On the 4th of July England faced West Germany in Turin. They had not beaten the Germans in a competitive match since 1966 and Franz Beckenbauer’s men were widely regarded as the best team in the competition. England began well and forced some good saves by Illgner and the Germans found it hard to break down England’s sweeper system. In the 60th minute Paul Parker deflected Andy Brehme’s free kick and Peter Shilton failed to move his feet as the ball drifted in over his head. With just ten minutes to go, Parker’s ball was missed by the German defence and Gary Lineker equalised. With the game deadlocked at 1-1 England went to extra time for the third game in a row. Both Chris Waddle and Guido Buchwald hit the post, but the teams could not be separated.
1990 World Cup Semi Final: Gary Lineker scores against West Germany in Turin
In the 99th minute Paul Gascoigne was booked after a rash lunge at Thomas Berthold. The yellow card meant he would miss the Final if England made it through.
Almost inevitably the game went to penalties. The winners would face holders Argentina in the Final, after Maradona had inspired victory over hosts Italy in Naples the night before. England had the advantage of taking the penalties first and all of the kicks had been converted. Then Stuart Pearce came forward to take England’s fourth penalty but blasted it against Bodo Illgner’s legs. Olaf Thon fired Germany ahead, meaning Chris Waddle had to score. Peter Shilton had not got near any of the German penalties and Waddle fired high over the bar. The Germans had reached their third World Cup Final in a row. Paul Gascoigne’s post match tears would become the iconic image of Italia 1990. England had played the better football but lost and they would finish 4th after Italy beat them 2-1 in the 3rd and 4th Place Play Off in Bari.
After the World Cup Bobby Robson took over at Dutch side PSV. He had left the job with his head held high, as the same press critics that had called for his head throughout his tenure now said he should be knighted after taking England to the Semi Finals of Italia 1990. Graham Taylor left Aston Villa to replace him.

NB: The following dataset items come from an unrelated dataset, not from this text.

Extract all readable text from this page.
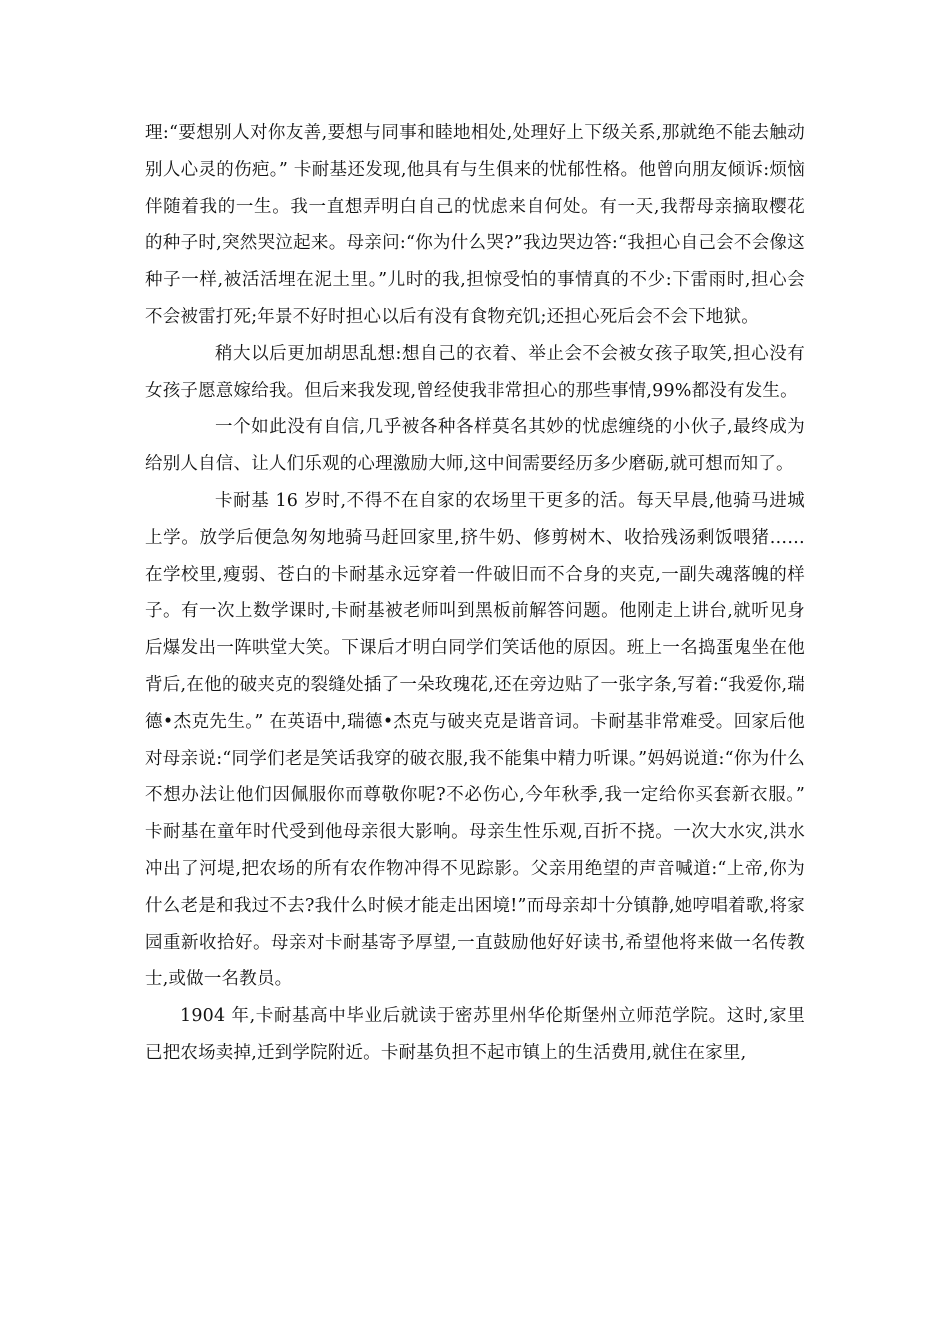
理:“要想别人对你友善,要想与同事和睦地相处,处理好上下级关系,那就绝不能去触动别人心灵的伤疤。” 卡耐基还发现,他具有与生俱来的忧郁性格。他曾向朋友倾诉:烦恼伴随着我的一生。我一直想弄明白自己的忧虑来自何处。有一天,我帮母亲摘取樱花的种子时,突然哭泣起来。母亲问:“你为什么哭?”我边哭边答:“我担心自己会不会像这种子一样,被活活埋在泥土里。”儿时的我,担惊受怕的事情真的不少:下雷雨时,担心会不会被雷打死;年景不好时担心以后有没有食物充饥;还担心死后会不会下地狱。

稍大以后更加胡思乱想:想自己的衣着、举止会不会被女孩子取笑,担心没有女孩子愿意嫁给我。但后来我发现,曾经使我非常担心的那些事情,99%都没有发生。

一个如此没有自信,几乎被各种各样莫名其妙的忧虑缠绕的小伙子,最终成为给别人自信、让人们乐观的心理激励大师,这中间需要经历多少磨砺,就可想而知了。

卡耐基 16 岁时,不得不在自家的农场里干更多的活。每天早晨,他骑马进城上学。放学后便急匆匆地骑马赶回家里,挤牛奶、修剪树木、收拾残汤剩饭喂猪……在学校里,瘦弱、苍白的卡耐基永远穿着一件破旧而不合身的夹克,一副失魂落魄的样子。有一次上数学课时,卡耐基被老师叫到黑板前解答问题。他刚走上讲台,就听见身后爆发出一阵哄堂大笑。下课后才明白同学们笑话他的原因。班上一名捣蛋鬼坐在他背后,在他的破夹克的裂缝处插了一朵玫瑰花,还在旁边贴了一张字条,写着:“我爱你,瑞德•杰克先生。” 在英语中,瑞德•杰克与破夹克是谐音词。卡耐基非常难受。回家后他对母亲说:“同学们老是笑话我穿的破衣服,我不能集中精力听课。”妈妈说道:“你为什么不想办法让他们因佩服你而尊敬你呢?不必伤心,今年秋季,我一定给你买套新衣服。” 卡耐基在童年时代受到他母亲很大影响。母亲生性乐观,百折不挠。一次大水灾,洪水冲出了河堤,把农场的所有农作物冲得不见踪影。父亲用绝望的声音喊道:“上帝,你为什么老是和我过不去?我什么时候才能走出困境!”而母亲却十分镇静,她哼唱着歌,将家园重新收拾好。母亲对卡耐基寄予厚望,一直鼓励他好好读书,希望他将来做一名传教士,或做一名教员。

1904 年,卡耐基高中毕业后就读于密苏里州华伦斯堡州立师范学院。这时,家里已把农场卖掉,迁到学院附近。卡耐基负担不起市镇上的生活费用,就住在家里,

His reign was disastrous, as his direct style of football lead to a last place group stage exit at Euro 1992 and England failed to qualify for the 1994 World Cup in the USA.
England had produced a memorable Summer of football with World In Motion by New Order providing the soundtrack. Few people expected them to do well in the World Cup after they lost all three games at Euro 1988. Paul Gascoigne emerged as a star on the world stage as did David Platt, who would later join Juventus. Veterans like Shilton, Butcher and Bryan Robson bowed out after the tournament. England had their best run in a finals since 1966. They had the better of their Semi Final against the Germans, but the bald fact was they were very fortunate to reach the last four, after being outplayed and outclassed by both Belgium and Cameroon. The 1990 World Cup was a turning point in English football after the hooliganism of the 1980s and by 1992, the onset of the Premier League meant a new era for television and football fans alike.